Saturday, January 12, 2013

The Wiseman's House

About a year ago today, I got in my car from my crummy apartment in Portsmouth, New Hampshire and drove down one of the three or four roads out of town.  My destination was ten minutes to the southwest, a town called Greenland.  I was headed to the house of my new best friend: a man I'll simply call the Wiseman.  2012 was only two weeks old, and it had started rough.  We were resigned to finding a smaller apartment, and it was likely we were going to have to leave the city. In a hospital bed in Massachusetts, my estranged grandmother lay dying.  But for tonight, that didn't matter.  A week earlier, the Wiseman had sent me an email telling me a play I'd written had been accepted for an upcoming variety show.  I was heading to the initial read-through, where he (the director) and two actors were going to bring something I wrote to life. It was dark when I arrived, and the house appeared shapeless from the outside. 

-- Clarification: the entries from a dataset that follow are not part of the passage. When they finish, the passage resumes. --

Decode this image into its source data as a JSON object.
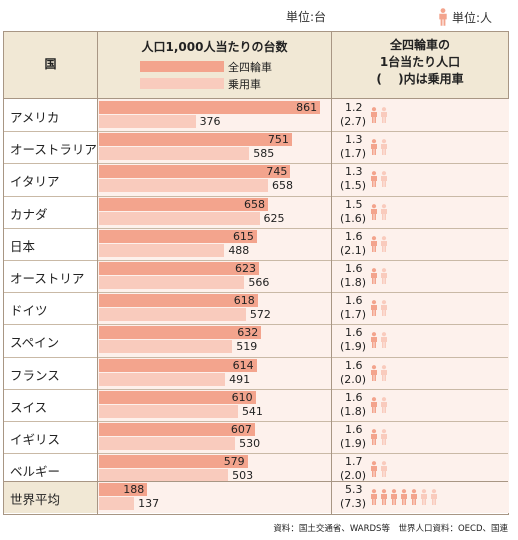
{
  "units": {
    "bars": "単位:台",
    "people": "単位:人"
  },
  "header": {
    "country": "国",
    "chart_title": "人口1,000人当たりの台数",
    "legend": [
      "全四輪車",
      "乗用車"
    ],
    "people_title": [
      "全四輪車の",
      "1台当たり人口",
      "(　 )内は乗用車"
    ]
  },
  "colors": {
    "all_vehicles": "#f3a48d",
    "passenger": "#f9cbbd",
    "header_bg": "#f1e8d5",
    "row_bg": "#fdf1ec",
    "icon_dark": "#f3a48d",
    "icon_light": "#f9cbbd"
  },
  "icon_name": "person-icon",
  "source": "資料：国土交通省、WARDS等　世界人口資料：OECD、国連",
  "chart_data": {
    "type": "bar",
    "title": "人口1,000人当たりの台数",
    "categories": [
      "アメリカ",
      "オーストラリア",
      "イタリア",
      "カナダ",
      "日本",
      "オーストリア",
      "ドイツ",
      "スペイン",
      "フランス",
      "スイス",
      "イギリス",
      "ベルギー",
      "世界平均"
    ],
    "series": [
      {
        "name": "全四輪車",
        "values": [
          861,
          751,
          745,
          658,
          615,
          623,
          618,
          632,
          614,
          610,
          607,
          579,
          188
        ]
      },
      {
        "name": "乗用車",
        "values": [
          376,
          585,
          658,
          625,
          488,
          566,
          572,
          519,
          491,
          541,
          530,
          503,
          137
        ]
      }
    ],
    "people_per_vehicle": {
      "all": [
        "1.2",
        "1.3",
        "1.3",
        "1.5",
        "1.6",
        "1.6",
        "1.6",
        "1.6",
        "1.6",
        "1.6",
        "1.6",
        "1.7",
        "5.3"
      ],
      "passenger": [
        "(2.7)",
        "(1.7)",
        "(1.5)",
        "(1.6)",
        "(2.1)",
        "(1.8)",
        "(1.7)",
        "(1.9)",
        "(2.0)",
        "(1.8)",
        "(1.9)",
        "(2.0)",
        "(7.3)"
      ]
    },
    "icons": [
      {
        "dark": 1,
        "light": 1
      },
      {
        "dark": 1,
        "light": 1
      },
      {
        "dark": 1,
        "light": 1
      },
      {
        "dark": 1,
        "light": 1
      },
      {
        "dark": 1,
        "light": 1
      },
      {
        "dark": 1,
        "light": 1
      },
      {
        "dark": 1,
        "light": 1
      },
      {
        "dark": 1,
        "light": 1
      },
      {
        "dark": 1,
        "light": 1
      },
      {
        "dark": 1,
        "light": 1
      },
      {
        "dark": 1,
        "light": 1
      },
      {
        "dark": 1,
        "light": 1
      },
      {
        "dark": 5,
        "light": 2
      }
    ],
    "xlim": [
      0,
      900
    ]
  }
}
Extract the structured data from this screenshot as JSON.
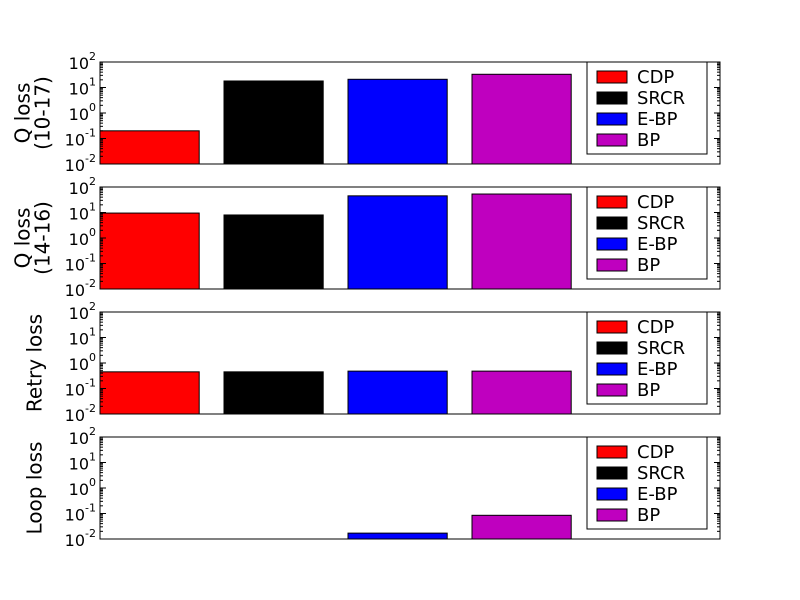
{
  "chart_data": [
    {
      "type": "bar",
      "ylabel": [
        "Q loss",
        "(10-17)"
      ],
      "log": true,
      "legend": "upper right",
      "ylim": [
        0.01,
        100
      ],
      "yticks": [
        {
          "value": 0.01,
          "label": "10^-2"
        },
        {
          "value": 0.1,
          "label": "10^-1"
        },
        {
          "value": 1,
          "label": "10^0"
        },
        {
          "value": 10,
          "label": "10^1"
        },
        {
          "value": 100,
          "label": "10^2"
        }
      ],
      "series": [
        {
          "name": "CDP",
          "color": "#ff0000",
          "values": [
            0.2
          ]
        },
        {
          "name": "SRCR",
          "color": "#000000",
          "values": [
            18
          ]
        },
        {
          "name": "E-BP",
          "color": "#0000ff",
          "values": [
            21
          ]
        },
        {
          "name": "BP",
          "color": "#bf00bf",
          "values": [
            33
          ]
        }
      ]
    },
    {
      "type": "bar",
      "ylabel": [
        "Q loss",
        "(14-16)"
      ],
      "log": true,
      "legend": "upper right",
      "ylim": [
        0.01,
        100
      ],
      "yticks": [
        {
          "value": 0.01,
          "label": "10^-2"
        },
        {
          "value": 0.1,
          "label": "10^-1"
        },
        {
          "value": 1,
          "label": "10^0"
        },
        {
          "value": 10,
          "label": "10^1"
        },
        {
          "value": 100,
          "label": "10^2"
        }
      ],
      "series": [
        {
          "name": "CDP",
          "color": "#ff0000",
          "values": [
            9.5
          ]
        },
        {
          "name": "SRCR",
          "color": "#000000",
          "values": [
            8
          ]
        },
        {
          "name": "E-BP",
          "color": "#0000ff",
          "values": [
            45
          ]
        },
        {
          "name": "BP",
          "color": "#bf00bf",
          "values": [
            53
          ]
        }
      ]
    },
    {
      "type": "bar",
      "ylabel": [
        "Retry loss"
      ],
      "log": true,
      "legend": "upper right",
      "ylim": [
        0.01,
        100
      ],
      "yticks": [
        {
          "value": 0.01,
          "label": "10^-2"
        },
        {
          "value": 0.1,
          "label": "10^-1"
        },
        {
          "value": 1,
          "label": "10^0"
        },
        {
          "value": 10,
          "label": "10^1"
        },
        {
          "value": 100,
          "label": "10^2"
        }
      ],
      "series": [
        {
          "name": "CDP",
          "color": "#ff0000",
          "values": [
            0.45
          ]
        },
        {
          "name": "SRCR",
          "color": "#000000",
          "values": [
            0.45
          ]
        },
        {
          "name": "E-BP",
          "color": "#0000ff",
          "values": [
            0.48
          ]
        },
        {
          "name": "BP",
          "color": "#bf00bf",
          "values": [
            0.48
          ]
        }
      ]
    },
    {
      "type": "bar",
      "ylabel": [
        "Loop loss"
      ],
      "log": true,
      "legend": "upper right",
      "ylim": [
        0.01,
        100
      ],
      "yticks": [
        {
          "value": 0.01,
          "label": "10^-2"
        },
        {
          "value": 0.1,
          "label": "10^-1"
        },
        {
          "value": 1,
          "label": "10^0"
        },
        {
          "value": 10,
          "label": "10^1"
        },
        {
          "value": 100,
          "label": "10^2"
        }
      ],
      "series": [
        {
          "name": "CDP",
          "color": "#ff0000",
          "values": [
            null
          ]
        },
        {
          "name": "SRCR",
          "color": "#000000",
          "values": [
            null
          ]
        },
        {
          "name": "E-BP",
          "color": "#0000ff",
          "values": [
            0.017
          ]
        },
        {
          "name": "BP",
          "color": "#bf00bf",
          "values": [
            0.085
          ]
        }
      ]
    }
  ]
}
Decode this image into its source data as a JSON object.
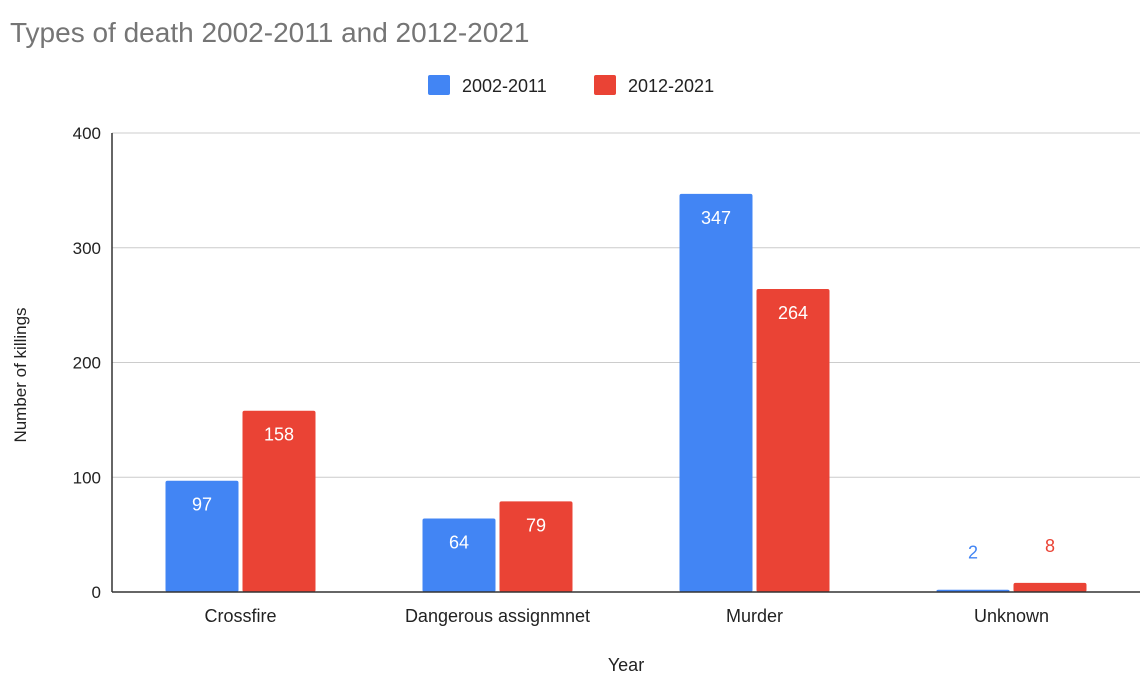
{
  "chart_data": {
    "type": "bar",
    "title": "Types of death 2002-2011 and 2012-2021",
    "xlabel": "Year",
    "ylabel": "Number of killings",
    "categories": [
      "Crossfire",
      "Dangerous assignmnet",
      "Murder",
      "Unknown"
    ],
    "series": [
      {
        "name": "2002-2011",
        "color": "#4285f4",
        "values": [
          97,
          64,
          347,
          2
        ]
      },
      {
        "name": "2012-2021",
        "color": "#ea4335",
        "values": [
          158,
          79,
          264,
          8
        ]
      }
    ],
    "ylim": [
      0,
      400
    ],
    "yticks": [
      0,
      100,
      200,
      300,
      400
    ],
    "grid": true,
    "legend_position": "top-center"
  }
}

The Wiseman greeted me at the door.  He was all warmth and love, and the house felt the same way.  It probably hadn't been renovated since the 60s, minus a solarium addition off the back.  The decor was equally antique, but it felt organic in a way so few houses did anymore.  Nothing manufactured but the appliances.  He herded me and the actors into the living room, where two black cats were waiting.  One, the larger, climbed into my lap and began purring as I sat and watched the actors do their work.  I liked this house.  I liked these cats.  I felt at once at home and deeply envious of this place.  My home was cramped and falling apart.  New and clean this place was not, but it was a home, not a filing cabinet for those who couldn't afford anything better.  I used to hate cats.  But I liked these cats a lot.  They were as warm and affectionate as the surroundings.  Had I known then that within a year both the house and the cats would be mine, maybe things would have been different.  But that was several months away.

To this day I'm not really sure why the Wiseman liked me so much.  He never seemed to really like anyone.  There was what he thought and what other people thought.  What he thought was all that mattered.  Other people were only in the way.  Yet I understood this mindset well.  We shared a contempt for others, even for each other.  Nonetheless, I trusted him and the trusted me.  Maybe this play was his way of breaking the ice.  I know few people for whom our respective idiosyncrasies can go completely unspoken.  I got him and he got me.  As I learned, his youth was even more turbulent than my own.  While mental illness has been my demon, his was drugs.  We had similarly difficult relationships with our parents and we'd dealt with them in similar ways.  I had much to learn from him, I realized.  So he'd talk and I'd listen.  Or I'd talk and he'd listen.  He was in his mid-70s and I'm in my late 20s, but it was if the intervening years were meaningless.  We went for weekly walks in the woods.  He invited me to the theater.  And always, I learned.  Some of what he said was difficult; a lot of it was bullshit.  But over the next few months we became inseparable. So it was, one day in May, when we were walking in the woods, that he told me how he was going to lose his house.  He was mired deep in money problems.  He was moving to North Carolina, to be with an old flame who'd agreed to take him back.  He'd only be here for a few more months.

My life, when I get down to it, pivots on a dime.  Just shy of five years earlier, I'd met Kari and nothing was ever the same.  The right person appears at the right time.  I'll never forget what happened next.  He paused, dramatically, as only an accomplished actor could.  And then he uttered the words "Matt, how would you like my house?"

The arrangement was simple: he had a lien taken out on the house, and he needed it paid back.  This thing with his old flame was serious.  He had no use for the property anymore.  Rather than default, he had a better idea.  I'd pay off the lien for him, and in exchange I'd keep the house.  It needed some repair.  Okay, a lot of repair.  Heating oil in the winter was a concern.  But a risk worth taking.  Oh, and the cats weren't coming with him.  We'd have to take them in.  All problems that were not insoluble.  In October, we moved in.

Try as I may, I'm not sure I fully understand how this happened.  I'm not prepared to simply call it lucky, or objectify it as the power of kindness.  Not only does that feel like an oversimplification, I don't think it does the dynamic justice.  Without these connections I'd have nothing.  Without taking a risk and putting myself out there, I wouldn't have these connections.  We talk all day long without ever really interacting.  If the Wiseman's House is a lesson, this is it.  For too long I held the world in contempt, like I was too good for it.  I know I'm not the only one.  Was it really that, though?  Or was my contempt a reaction to the alienation I felt, which in turn came from not taking the risk.  A catch-22 of sorts.  A feedback loop.  Once trapped within, almost impossible to escape from.

My world reflects my mind.  The smaller my mind, the smaller it becomes.  The more I grow, the more it grows.  Had I not written that play (to date my first and only attempt), would I be here now as I write these words?  Had I not overcome my contempt, would I have this house?  Perhaps, but I think not.  In our darkest days we close ourselves off to the world to protect ourselves from it.  But nothing lasts forever, even our pain.  Only if we're brave enough to reach out do we escape.